En entrevue à Bloomberg, Robert Benmosche a proposé de porter à 70 ans voire même à 80 ans l'âge de la retraite dans les pays industrialisés pour suivre l'évolution de l'espérance de vie.
Selon l'homme d'affaires de 68 ans, ces mesures permettraient de rendre les régimes de retraite et les services médicaux plus abordables pour tous. Il croit qu'en travaillant plus longtemps, les aînés réduiraient le fardeau financier des travailleurs plus jeunes.
« Cela permettra de rendre les pensions et les services médicaux plus abordables. Il faudra que les gens travaillent plus longtemps et que ce fardeau soit retiré de la jeunesse », a indiqué M. Benmosche.
Une idée qui ne risque pas de faire l'unanimité au Québec où l'âge moyen de la retraite en 2011 était de 60,9 ans seulement.
Par contre, selon le conseiller en placements chez Avantages Services Financiers, Michel Marcoux, certains travailleurs n'auront pas le choix de repousser un peu le moment de leur retraite.
« Il y a des gens qui n'ont pas épargné en vue de leur retraite et qui ont encore des dettes importantes à l'âge où il devrait normalement quitter le marché du travail.
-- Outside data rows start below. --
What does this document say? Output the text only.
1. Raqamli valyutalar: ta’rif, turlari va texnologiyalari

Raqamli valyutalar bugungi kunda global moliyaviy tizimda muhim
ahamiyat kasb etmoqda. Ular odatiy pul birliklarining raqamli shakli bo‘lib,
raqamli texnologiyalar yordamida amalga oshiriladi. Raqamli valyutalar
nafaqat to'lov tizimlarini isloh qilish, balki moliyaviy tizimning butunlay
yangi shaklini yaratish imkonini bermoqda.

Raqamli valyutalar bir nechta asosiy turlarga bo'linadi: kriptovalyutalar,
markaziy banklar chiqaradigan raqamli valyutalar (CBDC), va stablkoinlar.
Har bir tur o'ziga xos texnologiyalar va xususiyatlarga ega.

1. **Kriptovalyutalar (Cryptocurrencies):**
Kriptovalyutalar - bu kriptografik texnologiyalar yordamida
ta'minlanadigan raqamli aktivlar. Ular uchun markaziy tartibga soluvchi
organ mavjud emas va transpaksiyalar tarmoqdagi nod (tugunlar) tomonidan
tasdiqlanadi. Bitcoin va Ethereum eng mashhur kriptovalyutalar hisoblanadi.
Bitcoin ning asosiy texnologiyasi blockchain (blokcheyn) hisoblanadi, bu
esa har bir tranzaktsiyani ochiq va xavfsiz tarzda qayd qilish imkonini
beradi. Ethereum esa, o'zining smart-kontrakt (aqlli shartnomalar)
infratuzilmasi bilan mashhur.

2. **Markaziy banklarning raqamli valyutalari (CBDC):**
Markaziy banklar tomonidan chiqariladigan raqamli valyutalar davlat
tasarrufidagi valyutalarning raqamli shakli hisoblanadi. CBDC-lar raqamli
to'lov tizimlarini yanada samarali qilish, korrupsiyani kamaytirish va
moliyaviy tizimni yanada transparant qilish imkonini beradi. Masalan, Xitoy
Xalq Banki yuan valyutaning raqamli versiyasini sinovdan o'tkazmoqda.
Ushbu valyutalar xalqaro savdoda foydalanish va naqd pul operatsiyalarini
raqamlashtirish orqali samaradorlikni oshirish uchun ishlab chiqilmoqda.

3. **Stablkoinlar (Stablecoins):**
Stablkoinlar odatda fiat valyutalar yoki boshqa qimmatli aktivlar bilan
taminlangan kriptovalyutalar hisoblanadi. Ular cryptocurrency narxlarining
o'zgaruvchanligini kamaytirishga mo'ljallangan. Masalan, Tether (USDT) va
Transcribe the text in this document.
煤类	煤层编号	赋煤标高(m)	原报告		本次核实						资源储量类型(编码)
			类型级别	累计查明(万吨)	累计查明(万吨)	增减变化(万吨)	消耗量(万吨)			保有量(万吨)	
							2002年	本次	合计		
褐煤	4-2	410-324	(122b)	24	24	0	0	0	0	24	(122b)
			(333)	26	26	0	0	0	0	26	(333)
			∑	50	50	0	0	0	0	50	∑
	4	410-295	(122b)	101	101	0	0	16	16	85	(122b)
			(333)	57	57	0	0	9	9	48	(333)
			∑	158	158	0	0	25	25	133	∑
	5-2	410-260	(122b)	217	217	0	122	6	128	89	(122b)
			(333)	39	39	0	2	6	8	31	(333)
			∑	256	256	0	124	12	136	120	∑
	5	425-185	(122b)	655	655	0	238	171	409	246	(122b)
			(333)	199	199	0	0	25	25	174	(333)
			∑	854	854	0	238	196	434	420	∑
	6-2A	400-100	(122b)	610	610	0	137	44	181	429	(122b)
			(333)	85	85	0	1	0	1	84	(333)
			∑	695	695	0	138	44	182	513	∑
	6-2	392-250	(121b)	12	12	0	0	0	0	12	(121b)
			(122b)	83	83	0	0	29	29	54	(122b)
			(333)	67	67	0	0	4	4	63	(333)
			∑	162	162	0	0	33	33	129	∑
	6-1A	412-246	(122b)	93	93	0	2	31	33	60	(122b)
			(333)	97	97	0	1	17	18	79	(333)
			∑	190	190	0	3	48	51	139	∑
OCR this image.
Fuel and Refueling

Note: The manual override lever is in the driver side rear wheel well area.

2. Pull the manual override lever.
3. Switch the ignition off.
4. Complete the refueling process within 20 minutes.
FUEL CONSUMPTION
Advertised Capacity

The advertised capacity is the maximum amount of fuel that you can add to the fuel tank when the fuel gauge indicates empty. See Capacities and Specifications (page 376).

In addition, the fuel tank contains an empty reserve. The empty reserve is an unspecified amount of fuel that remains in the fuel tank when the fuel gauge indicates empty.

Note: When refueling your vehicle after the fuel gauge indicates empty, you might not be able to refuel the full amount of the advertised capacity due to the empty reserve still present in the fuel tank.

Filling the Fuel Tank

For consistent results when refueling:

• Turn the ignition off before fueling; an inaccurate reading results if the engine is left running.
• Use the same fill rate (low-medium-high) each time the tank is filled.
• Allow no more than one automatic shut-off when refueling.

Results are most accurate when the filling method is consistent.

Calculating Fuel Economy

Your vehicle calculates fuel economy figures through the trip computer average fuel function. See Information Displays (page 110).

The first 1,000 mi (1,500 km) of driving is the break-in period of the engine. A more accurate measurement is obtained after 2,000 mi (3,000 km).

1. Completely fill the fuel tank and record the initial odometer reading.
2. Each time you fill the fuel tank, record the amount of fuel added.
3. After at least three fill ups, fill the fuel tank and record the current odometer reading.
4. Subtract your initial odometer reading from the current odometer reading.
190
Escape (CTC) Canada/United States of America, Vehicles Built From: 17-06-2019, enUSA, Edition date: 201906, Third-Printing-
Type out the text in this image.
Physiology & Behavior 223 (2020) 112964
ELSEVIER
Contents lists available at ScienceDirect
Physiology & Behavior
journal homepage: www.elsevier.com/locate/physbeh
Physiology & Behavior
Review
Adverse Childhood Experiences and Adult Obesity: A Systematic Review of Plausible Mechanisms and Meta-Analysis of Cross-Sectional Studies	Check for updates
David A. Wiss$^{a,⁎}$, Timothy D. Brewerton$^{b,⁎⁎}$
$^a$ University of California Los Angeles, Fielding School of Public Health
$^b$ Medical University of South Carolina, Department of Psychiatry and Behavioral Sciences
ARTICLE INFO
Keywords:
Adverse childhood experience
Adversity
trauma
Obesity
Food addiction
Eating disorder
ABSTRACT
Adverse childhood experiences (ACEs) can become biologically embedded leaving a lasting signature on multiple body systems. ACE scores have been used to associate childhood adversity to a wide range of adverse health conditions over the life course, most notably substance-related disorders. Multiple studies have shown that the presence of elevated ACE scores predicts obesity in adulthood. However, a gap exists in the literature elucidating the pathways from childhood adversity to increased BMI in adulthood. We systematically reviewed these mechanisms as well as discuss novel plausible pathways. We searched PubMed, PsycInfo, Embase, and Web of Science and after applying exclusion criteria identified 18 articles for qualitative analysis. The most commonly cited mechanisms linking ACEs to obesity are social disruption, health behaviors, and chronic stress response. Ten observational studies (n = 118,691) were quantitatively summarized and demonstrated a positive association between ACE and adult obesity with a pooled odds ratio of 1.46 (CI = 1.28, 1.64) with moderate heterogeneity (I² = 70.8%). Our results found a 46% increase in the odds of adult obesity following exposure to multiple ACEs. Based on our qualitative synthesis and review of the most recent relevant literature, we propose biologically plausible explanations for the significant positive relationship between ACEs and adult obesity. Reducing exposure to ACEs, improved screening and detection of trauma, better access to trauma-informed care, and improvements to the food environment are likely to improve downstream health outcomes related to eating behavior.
En plus, l'État est en train de se désengager à l'égard des futurs retraités. Pour certains, c'est problématique », affirme M. Marcoux.
De son côté, la présidente de la Fédération des chambres de commerce du Québec, Françoise Bertrand, croit que c'est exagéré de penser que l'âge de la retraite pourrait être repoussé à 80 ans.
« On n'a pas tous les mêmes capacités physiques et certains métiers sont beaucoup plus exigeants que d'autres. On ne peut pas en faire une règle universelle », dit-elle.
Toutefois, Françoise Bertrand croit que les Québécois devront se poser des questions au cours des prochaines années et accepter de changer certains paramètres liés à la retraite.
Elle croit aussi que l'idée d'une retraite à 55 ans est tout aussi farfelue que celle d'une retraite à 80 ans.
« La meilleure option se trouve-t-elle entre les deux? Dans ce cas, 70 ans serait bon », conclut-elle.
AIG est l'une des compagnies qui a reçu une importante aide financière du gouvernement américain lors de la crise bancaire et financière de l'automne 2008.